Recent news about China selling U.S. debt stoked fear in some parts of the internet, with rising worries about an organized flight from the dollar by the countries in the BRICS group. As I explained on Tuesday, the Chinese sell-off was nowhere near enough to cause any disturbances in the U.S. debt market, nor was it intended to do that.
Nevertheless, it is a fact that the dollar is slowly dwindling as a central bank reserve currency. It is also a fact that the BRICS group, which is a growing formation of dollar-skeptic nations, is developing a new framework for trade that is independent of the dollar. Therefore, we can safely predict that, at some point in the future, there will be turmoil in the market for U.S. government debt.
Today, there are no signs of such turmoil, but the market continues to send subtle signals that its confidence in the U.S. government is wearing thin. These signals are embedded in the inverted yield curve and the so-called tender-accept ratio.
To start with the inverted yield curve, its definition is that interest rates—yields—are higher on short-term Treasury securities than on those with longer maturity.

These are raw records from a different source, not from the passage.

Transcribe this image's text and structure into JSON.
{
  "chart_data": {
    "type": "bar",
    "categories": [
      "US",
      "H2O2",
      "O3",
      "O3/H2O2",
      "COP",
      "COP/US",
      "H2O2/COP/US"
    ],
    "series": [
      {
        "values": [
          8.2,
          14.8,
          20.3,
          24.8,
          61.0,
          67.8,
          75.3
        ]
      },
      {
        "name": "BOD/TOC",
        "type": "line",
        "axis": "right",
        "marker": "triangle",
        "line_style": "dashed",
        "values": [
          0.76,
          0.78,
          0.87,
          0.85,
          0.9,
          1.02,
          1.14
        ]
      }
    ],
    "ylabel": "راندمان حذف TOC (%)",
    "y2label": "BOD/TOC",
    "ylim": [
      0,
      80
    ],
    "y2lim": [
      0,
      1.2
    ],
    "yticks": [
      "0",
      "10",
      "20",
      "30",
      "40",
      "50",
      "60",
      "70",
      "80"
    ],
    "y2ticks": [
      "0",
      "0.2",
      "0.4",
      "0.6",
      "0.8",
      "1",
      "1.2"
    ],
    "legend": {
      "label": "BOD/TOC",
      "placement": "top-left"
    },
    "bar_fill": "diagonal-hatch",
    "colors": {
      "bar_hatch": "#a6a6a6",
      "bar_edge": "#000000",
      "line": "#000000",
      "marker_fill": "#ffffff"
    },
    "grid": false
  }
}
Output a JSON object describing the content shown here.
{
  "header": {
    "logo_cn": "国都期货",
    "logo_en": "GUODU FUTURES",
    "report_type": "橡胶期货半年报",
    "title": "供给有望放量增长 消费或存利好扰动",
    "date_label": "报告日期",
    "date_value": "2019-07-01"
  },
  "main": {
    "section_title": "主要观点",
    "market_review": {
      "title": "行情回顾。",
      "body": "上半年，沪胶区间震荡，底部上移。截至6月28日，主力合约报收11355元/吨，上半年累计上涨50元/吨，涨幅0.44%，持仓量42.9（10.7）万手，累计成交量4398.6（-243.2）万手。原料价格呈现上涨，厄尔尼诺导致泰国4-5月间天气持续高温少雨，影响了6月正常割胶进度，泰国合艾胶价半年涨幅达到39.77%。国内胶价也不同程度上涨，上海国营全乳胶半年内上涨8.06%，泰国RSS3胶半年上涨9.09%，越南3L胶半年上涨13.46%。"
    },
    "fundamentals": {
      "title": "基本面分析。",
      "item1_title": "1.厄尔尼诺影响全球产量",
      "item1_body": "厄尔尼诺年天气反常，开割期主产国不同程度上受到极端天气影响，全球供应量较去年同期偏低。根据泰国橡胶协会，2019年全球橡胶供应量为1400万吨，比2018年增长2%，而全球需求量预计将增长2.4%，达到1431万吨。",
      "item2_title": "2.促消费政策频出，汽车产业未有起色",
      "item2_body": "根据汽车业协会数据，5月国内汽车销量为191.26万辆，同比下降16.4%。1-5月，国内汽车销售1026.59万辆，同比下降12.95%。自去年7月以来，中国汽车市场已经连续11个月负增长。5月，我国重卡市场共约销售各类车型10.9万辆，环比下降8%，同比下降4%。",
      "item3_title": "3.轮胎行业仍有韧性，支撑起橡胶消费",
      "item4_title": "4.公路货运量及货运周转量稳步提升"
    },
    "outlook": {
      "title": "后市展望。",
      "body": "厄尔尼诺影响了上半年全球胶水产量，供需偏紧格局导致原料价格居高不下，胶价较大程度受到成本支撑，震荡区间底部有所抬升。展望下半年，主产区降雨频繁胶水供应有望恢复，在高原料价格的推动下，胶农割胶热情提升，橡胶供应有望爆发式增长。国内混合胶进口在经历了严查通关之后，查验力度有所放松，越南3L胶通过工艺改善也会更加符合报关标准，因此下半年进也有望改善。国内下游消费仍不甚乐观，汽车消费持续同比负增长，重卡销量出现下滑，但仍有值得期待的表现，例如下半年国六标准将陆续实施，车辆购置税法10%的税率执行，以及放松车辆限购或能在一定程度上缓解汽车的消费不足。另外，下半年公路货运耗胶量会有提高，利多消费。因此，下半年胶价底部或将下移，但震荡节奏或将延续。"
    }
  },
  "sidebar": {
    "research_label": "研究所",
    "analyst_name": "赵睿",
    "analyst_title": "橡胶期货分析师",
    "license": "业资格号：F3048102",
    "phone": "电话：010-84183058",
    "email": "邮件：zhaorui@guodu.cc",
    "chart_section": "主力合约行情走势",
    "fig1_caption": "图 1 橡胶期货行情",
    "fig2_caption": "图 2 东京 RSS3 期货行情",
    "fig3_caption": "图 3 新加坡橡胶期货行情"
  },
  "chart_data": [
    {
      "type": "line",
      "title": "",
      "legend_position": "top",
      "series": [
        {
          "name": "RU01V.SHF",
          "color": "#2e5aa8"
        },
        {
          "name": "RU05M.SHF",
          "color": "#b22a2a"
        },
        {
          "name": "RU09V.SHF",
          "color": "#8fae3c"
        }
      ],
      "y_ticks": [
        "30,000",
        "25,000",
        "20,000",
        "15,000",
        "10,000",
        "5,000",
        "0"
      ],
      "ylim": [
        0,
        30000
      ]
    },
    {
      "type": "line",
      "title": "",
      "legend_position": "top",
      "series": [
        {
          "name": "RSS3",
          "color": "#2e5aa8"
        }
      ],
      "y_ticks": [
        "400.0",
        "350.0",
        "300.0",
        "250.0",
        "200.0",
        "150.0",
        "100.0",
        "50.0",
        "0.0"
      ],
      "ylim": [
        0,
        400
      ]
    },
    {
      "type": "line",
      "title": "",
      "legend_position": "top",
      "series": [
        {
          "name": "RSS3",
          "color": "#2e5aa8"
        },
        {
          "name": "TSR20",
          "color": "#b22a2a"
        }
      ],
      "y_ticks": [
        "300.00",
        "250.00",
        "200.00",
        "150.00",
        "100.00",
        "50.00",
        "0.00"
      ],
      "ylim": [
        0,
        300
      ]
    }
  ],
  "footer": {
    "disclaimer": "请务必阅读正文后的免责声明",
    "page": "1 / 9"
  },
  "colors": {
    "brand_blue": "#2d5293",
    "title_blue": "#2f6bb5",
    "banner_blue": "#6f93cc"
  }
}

To some degree, it is the product of the Federal Reserve increasing its policy-setting federal funds rate. As Figure 1 shows, the increases in this rate (red function) correlate closely with the rise in the average interest rate on U.S. debt (green):
Figure 1
However, not all of the interest-rate hikes are attributable to the Fed’s tightening of money supply. The inverted yield curve—see Figure 2 below—came about as a response to high inflation in late 2022; the level of interest rates on short-term debt reflected the rise in the federal funds rate. Long-term rates remained lower because investors expected inflation to be a temporary phenomenon.

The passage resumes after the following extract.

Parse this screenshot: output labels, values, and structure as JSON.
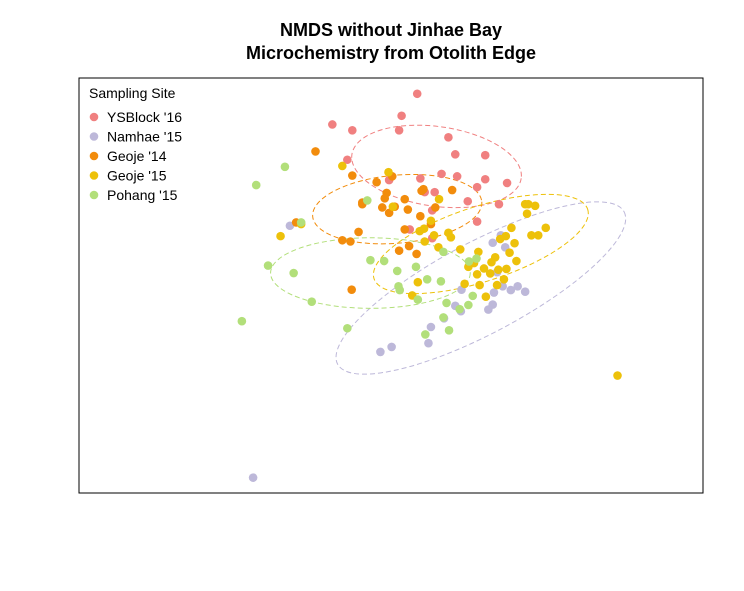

Well, here we are, with the peak of inflation far behind us, and the yield curve is still inverted. To make matters worse, as Figure 2 shows, there has been an upward pressure on the yields of long-term debt. After a small decline in long-term rates from January to February (Arrow 1) those rates increased steadily through the end of April (2). They have fallen modestly in May (3) but show no signs of returning to the low levels of early this year or last year.
Figure 2
The rise in long-term yields is countered by a drop in the values of the debt securities themselves—in other words, a price cut. When the prices of U.S. debt securities fall, the reason is always greater supply than demand.
In short: for the better part of this year, investors in general have reduced their holdings of U.S. debt relative to the supply of that same debt. It does not mean that investors are leaving the market per se—as is evident from data supplied by the Federal Reserve Bank of New York, the daily volumes traded on the markets for U.S. debt have actually gone up since the beginning of the year. However, investors are uneasy and prefer to stay liquid; one of the least traded U.S. debt securities is the 20-year bond. Its monthly auctions sell about $17 billion, while the weekly auctions of the 4-week bill sell some $80 billion.

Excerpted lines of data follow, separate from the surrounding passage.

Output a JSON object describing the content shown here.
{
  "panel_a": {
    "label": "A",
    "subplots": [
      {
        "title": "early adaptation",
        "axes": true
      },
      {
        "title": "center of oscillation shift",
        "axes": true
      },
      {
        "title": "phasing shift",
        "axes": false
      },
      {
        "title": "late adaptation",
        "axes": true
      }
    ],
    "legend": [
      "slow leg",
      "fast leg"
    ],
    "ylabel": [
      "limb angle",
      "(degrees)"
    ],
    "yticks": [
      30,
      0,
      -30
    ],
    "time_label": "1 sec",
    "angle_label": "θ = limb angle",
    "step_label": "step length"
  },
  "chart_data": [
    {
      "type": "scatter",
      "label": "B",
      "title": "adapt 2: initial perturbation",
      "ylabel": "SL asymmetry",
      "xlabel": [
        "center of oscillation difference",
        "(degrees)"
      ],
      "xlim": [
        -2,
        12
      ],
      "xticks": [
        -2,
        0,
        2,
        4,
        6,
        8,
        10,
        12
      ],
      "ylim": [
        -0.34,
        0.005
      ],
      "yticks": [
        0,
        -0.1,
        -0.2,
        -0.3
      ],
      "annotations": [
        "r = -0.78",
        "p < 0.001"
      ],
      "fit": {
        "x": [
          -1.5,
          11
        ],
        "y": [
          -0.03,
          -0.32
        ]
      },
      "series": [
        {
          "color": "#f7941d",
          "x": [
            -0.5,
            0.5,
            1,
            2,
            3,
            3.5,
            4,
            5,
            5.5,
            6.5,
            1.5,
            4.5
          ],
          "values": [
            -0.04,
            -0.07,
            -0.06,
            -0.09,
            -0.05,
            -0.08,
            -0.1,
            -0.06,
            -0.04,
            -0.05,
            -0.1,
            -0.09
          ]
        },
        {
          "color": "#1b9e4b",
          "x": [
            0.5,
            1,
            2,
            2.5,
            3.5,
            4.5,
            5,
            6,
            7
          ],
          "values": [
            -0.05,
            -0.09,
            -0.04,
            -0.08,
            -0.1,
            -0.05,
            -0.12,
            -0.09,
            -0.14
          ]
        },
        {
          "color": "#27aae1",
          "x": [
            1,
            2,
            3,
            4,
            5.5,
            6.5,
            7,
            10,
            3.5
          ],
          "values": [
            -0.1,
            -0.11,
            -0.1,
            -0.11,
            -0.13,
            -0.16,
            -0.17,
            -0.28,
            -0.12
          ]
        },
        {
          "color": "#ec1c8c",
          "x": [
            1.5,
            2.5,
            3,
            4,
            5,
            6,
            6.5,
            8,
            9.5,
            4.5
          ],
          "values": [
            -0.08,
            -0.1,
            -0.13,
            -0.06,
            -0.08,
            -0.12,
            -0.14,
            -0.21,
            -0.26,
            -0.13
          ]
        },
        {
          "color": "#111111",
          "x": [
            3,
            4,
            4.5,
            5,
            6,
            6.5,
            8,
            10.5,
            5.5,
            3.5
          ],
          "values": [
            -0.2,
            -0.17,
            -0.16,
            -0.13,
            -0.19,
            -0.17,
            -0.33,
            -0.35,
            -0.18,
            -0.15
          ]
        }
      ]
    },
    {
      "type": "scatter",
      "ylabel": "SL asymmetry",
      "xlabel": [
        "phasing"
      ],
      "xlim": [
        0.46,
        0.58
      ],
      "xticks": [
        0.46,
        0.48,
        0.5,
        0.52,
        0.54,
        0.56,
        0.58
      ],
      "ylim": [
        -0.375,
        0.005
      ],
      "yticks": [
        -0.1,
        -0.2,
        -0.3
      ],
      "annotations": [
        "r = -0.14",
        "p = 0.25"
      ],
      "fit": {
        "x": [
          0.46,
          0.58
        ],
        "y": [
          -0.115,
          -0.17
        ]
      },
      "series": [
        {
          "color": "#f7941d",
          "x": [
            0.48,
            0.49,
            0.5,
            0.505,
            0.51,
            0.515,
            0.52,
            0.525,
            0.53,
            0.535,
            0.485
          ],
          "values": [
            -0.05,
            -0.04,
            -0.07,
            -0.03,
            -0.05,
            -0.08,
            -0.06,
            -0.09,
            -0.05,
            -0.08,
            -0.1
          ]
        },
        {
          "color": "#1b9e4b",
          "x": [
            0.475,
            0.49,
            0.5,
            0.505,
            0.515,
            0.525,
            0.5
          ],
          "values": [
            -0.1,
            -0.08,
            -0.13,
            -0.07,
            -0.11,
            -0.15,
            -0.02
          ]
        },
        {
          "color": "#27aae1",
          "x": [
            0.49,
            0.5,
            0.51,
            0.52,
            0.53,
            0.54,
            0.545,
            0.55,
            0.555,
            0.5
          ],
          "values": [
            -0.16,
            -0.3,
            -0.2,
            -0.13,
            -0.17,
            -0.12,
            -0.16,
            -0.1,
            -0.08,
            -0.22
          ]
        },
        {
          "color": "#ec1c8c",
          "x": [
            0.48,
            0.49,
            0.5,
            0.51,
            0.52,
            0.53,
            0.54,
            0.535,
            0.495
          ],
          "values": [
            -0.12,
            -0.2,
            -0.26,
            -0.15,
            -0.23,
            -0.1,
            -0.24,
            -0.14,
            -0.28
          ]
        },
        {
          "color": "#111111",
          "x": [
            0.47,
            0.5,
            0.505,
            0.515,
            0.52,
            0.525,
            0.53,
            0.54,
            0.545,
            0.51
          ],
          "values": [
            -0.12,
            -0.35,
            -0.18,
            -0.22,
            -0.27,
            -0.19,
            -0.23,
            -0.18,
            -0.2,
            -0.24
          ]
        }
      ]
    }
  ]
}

While investors exhibit their somewhat muted worries about the U.S. debt market, they are also slowly becoming more cautious in general as to buying U.S. debt. This is shown in the so-called tender-accept ratio, i.e.,
- The ratio between the money that investors put up as tender offers to buy debt and
- The amount of debt that the U.S. Treasury wants to sell at any given auction of new debt.
The T/A ratio is an almost universally overlooked control variable for the mood of the market for sovereign debt. That is regrettable, because as Figure 3 shows (with a weighted T/A for the entire U.S. debt), this ratio has been declining at the debt auctions since at least early October. Although there are significant swings in the variable, the trend is steadily downward:
Figure 3
The yield curve and the T/A ratio work well together as indicators of overall investor strategy. They are not screaming investor flight—not even close—but they are telling us that investors are close to their saturation point, i.e., where they can no longer motivate buying more U.S. debt based on their investment portfolio strategies.
If there is one thing the U.S. debt market does not need right now, it is a major sell-off by a foreign investor like the Chinese government. Their sale in the first quarter this year was not dramatic enough to cause a stir in the market, but should they return with a bigger, more concentrated sale, and dump tens of billions of U.S. debt in a week or two, then there would be chills going down the spines of many people on the sovereign-debt market.
At that point, anything will be possible. And as always, Congress can put an end to this crawling erosion of confidence in the debt market. All they have to do is unite around a consistent, coherent, and intelligent plan to rein in the federal government’s $2 trillion budget deficit.